Last week Germany announced that it would phase out its nuclear power plants over the next decade or so, and instead substitute green energy sources like wind and solar. I blogged that government support for green energy may be justifiable on environmental grounds, or perhaps on ground of making the a country less dependent on imported energy. However, green energy is likely to cost more as fossil fuel--or at best, cost the same--and that isn't going to boost the economy as a whole. Here is some other commentary I've seen in the last week or so related to these issues.


1) At the Technology Review website, Peter Fairley discusses how the policy, if implemented, can lead to higher energy costs and even blackouts in the short term. In the longer term, a Germany that relies less on nuclear power may well end up burning more coal.

2) The Washington Post editorialized on "Germany's nuclear energy blunder," pointing out that if implemented, Germany will probably end importing more electricity--much of it produced by burning fossil fuels.

3) Via Clive Crook's blog at The Atlantic, I found a couple of sets of quick estimates of how unlikely it is that Germany can find enough wind and solar power to substitute for its electricity generation, and thus how phasing out nuclear energy will lead to higher carbon emissions: one set of number is the Breakthrough Institute, the other from Roger Pielke.


4) Finally, for a misguided argument along the German lines, the June 19 issue New Republic carries a leader called "Waste of Energy" (available by subscription only) lamenting that President Obama had deserted the agenda he laid out in February 2009 to wean the U.S. off of fossil fuels.
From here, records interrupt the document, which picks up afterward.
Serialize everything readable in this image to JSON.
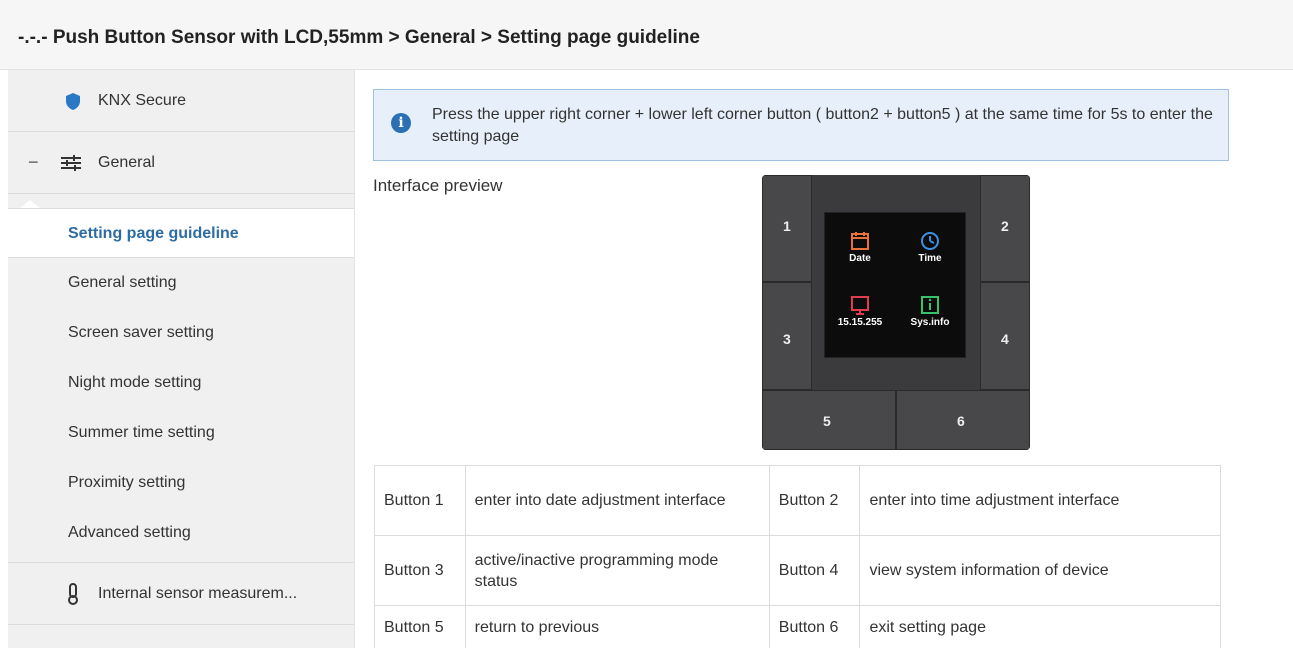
{
  "header": {
    "breadcrumb": "-.-.- Push Button Sensor with LCD,55mm > General > Setting page guideline"
  },
  "sidebar": {
    "knx_secure": {
      "label": "KNX Secure",
      "icon": "shield-icon"
    },
    "general": {
      "label": "General",
      "icon": "sliders-icon",
      "collapse": "−"
    },
    "items": [
      {
        "label": "Setting page guideline",
        "active": true
      },
      {
        "label": "General setting"
      },
      {
        "label": "Screen saver setting"
      },
      {
        "label": "Night mode setting"
      },
      {
        "label": "Summer time setting"
      },
      {
        "label": "Proximity setting"
      },
      {
        "label": "Advanced setting"
      }
    ],
    "internal_sensor": {
      "label": "Internal sensor measurem...",
      "icon": "thermometer-icon"
    }
  },
  "info": {
    "icon": "info-icon",
    "icon_glyph": "i",
    "text": "Press the upper right corner + lower left corner button ( button2 + button5 ) at the same time for 5s to enter the setting page"
  },
  "preview": {
    "label": "Interface preview",
    "buttons": [
      "1",
      "2",
      "3",
      "4",
      "5",
      "6"
    ],
    "tiles": [
      {
        "label": "Date",
        "icon": "calendar-icon",
        "color": "#e8743b"
      },
      {
        "label": "Time",
        "icon": "clock-icon",
        "color": "#3d8fe0"
      },
      {
        "label": "15.15.255",
        "icon": "ets-icon",
        "color": "#e03d4f"
      },
      {
        "label": "Sys.info",
        "icon": "info-box-icon",
        "color": "#38c26a"
      }
    ]
  },
  "table": [
    {
      "k1": "Button 1",
      "v1": "enter into date adjustment interface",
      "k2": "Button 2",
      "v2": "enter into time adjustment interface"
    },
    {
      "k1": "Button 3",
      "v1": "active/inactive programming mode status",
      "k2": "Button 4",
      "v2": "view system information of device"
    },
    {
      "k1": "Button 5",
      "v1": "return to previous",
      "k2": "Button 6",
      "v2": "exit setting page"
    }
  ],
  "colors": {
    "accent": "#2d6da3",
    "info_bg": "#e7f0fa",
    "info_border": "#9fc2e3"
  }
}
They write: "From the day he took office, Barack Obama had a unified theory of how the United States could recover and prosper. At the center of his plan--which he voiced in an address to a joint session of Congress in February 2009--was the need to reduce the use of carbon-based fuels ..." The editors at TNR argue that this is a recipe both for environmental gains, which is plausible enough, and also for economic gains, which is not plausible. Indeed,
the TNR editors argue, quite remarkably, that moving away from carbon-based energy is "the most convincing framework for ensuring America's future prosperity."